Health and money – cause and effect
The French Enlightenment poet Francois-Marie Arouet, better known by the stage name Voltaire, coined the phrase: “In the first half of our lives, we sacrifice our health to earn money.
In the second half, we sacrifice our money to regain health. “This hamster wheel raises further questions: is someone who works a lot always sick? Why do many sick people not have enough money to receive adequate medical care? What role does money actually play in healthcare? Can not you be successful in your job and healthy?
“Money rules the world!” This is often the opinion of desperate people who feel virtually helpless at the mercy of the system. With such a sensitive topic as one’s own health, one would like to look at the system a little bit more ‘on the fingers’. Does money also govern health? A study by Zeit Online provides an interesting picture. One comes to the result: Where people earn a lot of money, there are also many doctors. Where they are poorer, there are also fewer doctors.

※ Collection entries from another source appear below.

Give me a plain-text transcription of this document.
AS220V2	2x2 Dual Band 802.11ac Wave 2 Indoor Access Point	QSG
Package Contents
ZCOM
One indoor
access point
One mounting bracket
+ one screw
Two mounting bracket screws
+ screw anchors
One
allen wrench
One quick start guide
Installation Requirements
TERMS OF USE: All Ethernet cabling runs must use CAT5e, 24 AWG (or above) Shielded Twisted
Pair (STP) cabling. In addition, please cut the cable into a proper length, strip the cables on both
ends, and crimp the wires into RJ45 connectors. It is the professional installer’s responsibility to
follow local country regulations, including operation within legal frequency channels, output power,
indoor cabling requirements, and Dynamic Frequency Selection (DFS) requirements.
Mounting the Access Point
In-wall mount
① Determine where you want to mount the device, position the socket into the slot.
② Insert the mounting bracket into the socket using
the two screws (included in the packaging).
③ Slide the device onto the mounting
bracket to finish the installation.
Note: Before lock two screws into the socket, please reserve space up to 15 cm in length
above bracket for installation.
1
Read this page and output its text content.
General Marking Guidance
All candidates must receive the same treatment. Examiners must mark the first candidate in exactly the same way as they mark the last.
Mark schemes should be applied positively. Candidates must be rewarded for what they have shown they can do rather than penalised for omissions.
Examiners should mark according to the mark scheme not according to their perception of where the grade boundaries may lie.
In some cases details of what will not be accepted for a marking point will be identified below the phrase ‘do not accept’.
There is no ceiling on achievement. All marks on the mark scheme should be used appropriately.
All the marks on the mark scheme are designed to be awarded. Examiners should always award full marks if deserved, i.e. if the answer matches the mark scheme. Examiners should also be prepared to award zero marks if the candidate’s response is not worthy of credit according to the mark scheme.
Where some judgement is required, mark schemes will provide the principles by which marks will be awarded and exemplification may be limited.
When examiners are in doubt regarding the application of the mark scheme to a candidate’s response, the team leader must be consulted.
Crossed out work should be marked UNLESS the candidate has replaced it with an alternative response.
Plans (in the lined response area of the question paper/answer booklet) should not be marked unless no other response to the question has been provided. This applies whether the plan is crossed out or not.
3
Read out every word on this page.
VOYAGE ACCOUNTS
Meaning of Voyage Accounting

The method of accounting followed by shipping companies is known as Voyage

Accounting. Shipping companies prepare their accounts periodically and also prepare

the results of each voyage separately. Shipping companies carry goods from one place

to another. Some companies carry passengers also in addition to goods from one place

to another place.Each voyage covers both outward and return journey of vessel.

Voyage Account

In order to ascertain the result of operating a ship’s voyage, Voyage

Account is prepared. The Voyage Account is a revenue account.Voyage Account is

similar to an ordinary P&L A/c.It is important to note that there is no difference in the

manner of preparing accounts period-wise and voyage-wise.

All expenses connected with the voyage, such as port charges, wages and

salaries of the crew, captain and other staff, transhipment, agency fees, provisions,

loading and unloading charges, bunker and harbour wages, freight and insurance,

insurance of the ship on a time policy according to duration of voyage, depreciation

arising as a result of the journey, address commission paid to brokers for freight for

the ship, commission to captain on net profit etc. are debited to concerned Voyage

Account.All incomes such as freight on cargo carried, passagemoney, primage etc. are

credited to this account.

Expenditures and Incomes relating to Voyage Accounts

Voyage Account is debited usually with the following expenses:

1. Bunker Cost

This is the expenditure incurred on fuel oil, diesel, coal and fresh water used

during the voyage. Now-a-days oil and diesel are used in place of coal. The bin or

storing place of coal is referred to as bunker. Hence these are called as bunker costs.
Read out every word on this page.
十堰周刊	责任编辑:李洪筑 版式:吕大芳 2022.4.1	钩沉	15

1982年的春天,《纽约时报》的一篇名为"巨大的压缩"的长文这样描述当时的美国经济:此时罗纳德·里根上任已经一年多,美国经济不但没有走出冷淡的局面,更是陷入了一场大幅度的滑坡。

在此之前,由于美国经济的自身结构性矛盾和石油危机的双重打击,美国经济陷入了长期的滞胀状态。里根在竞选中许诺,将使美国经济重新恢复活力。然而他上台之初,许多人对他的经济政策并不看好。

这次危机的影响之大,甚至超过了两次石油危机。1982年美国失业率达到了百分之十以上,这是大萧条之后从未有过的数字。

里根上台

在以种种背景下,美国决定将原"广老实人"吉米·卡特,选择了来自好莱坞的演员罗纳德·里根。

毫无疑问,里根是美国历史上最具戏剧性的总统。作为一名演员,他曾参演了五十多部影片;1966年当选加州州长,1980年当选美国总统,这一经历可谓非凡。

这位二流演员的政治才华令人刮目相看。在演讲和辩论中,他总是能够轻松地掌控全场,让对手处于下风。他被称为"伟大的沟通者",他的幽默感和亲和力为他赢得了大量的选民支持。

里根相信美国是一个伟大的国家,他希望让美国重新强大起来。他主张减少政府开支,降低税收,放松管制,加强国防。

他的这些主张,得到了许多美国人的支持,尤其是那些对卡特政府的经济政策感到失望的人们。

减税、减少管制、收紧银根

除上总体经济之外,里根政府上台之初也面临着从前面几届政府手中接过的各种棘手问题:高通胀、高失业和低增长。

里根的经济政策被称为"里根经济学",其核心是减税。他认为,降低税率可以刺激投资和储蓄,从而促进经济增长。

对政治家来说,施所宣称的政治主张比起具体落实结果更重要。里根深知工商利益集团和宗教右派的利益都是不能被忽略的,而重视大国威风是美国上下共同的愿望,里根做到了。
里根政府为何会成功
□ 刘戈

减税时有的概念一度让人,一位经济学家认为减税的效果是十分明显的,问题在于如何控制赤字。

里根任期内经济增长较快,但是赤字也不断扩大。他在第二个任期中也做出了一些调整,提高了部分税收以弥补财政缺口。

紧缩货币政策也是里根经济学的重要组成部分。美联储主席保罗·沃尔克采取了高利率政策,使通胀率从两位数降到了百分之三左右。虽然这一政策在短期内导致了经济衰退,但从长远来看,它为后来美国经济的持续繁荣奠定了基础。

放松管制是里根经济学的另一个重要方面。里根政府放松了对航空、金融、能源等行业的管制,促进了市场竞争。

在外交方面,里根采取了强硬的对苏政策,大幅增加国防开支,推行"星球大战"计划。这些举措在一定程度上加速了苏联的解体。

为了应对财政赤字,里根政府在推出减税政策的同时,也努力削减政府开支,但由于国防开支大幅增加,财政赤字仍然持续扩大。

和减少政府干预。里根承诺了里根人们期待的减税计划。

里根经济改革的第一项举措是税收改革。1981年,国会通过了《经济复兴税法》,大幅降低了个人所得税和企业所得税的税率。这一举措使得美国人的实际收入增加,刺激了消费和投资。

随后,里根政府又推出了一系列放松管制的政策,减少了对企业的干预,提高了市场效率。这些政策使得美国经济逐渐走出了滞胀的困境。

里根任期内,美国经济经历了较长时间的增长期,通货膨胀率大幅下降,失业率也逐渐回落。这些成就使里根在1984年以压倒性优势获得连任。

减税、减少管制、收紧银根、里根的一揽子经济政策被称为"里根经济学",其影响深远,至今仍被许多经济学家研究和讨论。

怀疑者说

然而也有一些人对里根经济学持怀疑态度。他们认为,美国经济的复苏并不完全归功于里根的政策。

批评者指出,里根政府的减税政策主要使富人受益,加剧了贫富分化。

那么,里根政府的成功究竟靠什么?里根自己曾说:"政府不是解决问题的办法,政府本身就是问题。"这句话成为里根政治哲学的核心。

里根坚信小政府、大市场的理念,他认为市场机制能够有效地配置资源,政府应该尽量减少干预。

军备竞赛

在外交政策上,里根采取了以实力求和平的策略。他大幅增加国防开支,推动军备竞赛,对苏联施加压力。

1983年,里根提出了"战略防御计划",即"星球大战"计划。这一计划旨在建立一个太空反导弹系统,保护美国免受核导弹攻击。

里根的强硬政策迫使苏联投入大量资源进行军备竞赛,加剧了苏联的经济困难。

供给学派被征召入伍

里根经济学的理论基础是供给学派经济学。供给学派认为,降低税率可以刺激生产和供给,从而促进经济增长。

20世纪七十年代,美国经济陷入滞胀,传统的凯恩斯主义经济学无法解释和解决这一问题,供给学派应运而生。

Purchasing power data provides indications as to whether a high proportion of privately insured persons can be expected at one location. Therefore, it comes to a mismatch. Although it is well known that socially deprived people, or at least people living in such a neighborhood, are more likely to be ill, doctors prefer to locate in better neighborhoods. Outpatient care is thus largely controlled by the market economy and not by the well-being of the patient.
The online evaluations are based on data from the cities of Berlin, Hamburg, Cologne and Munich. Even if there are enough doctors present in a city, cash patients would not be equally well cared for there. This mismatch does not depend on the population. Even if there are more people living in the poor neighborhoods than in the richer ones, there are not enough doctors available.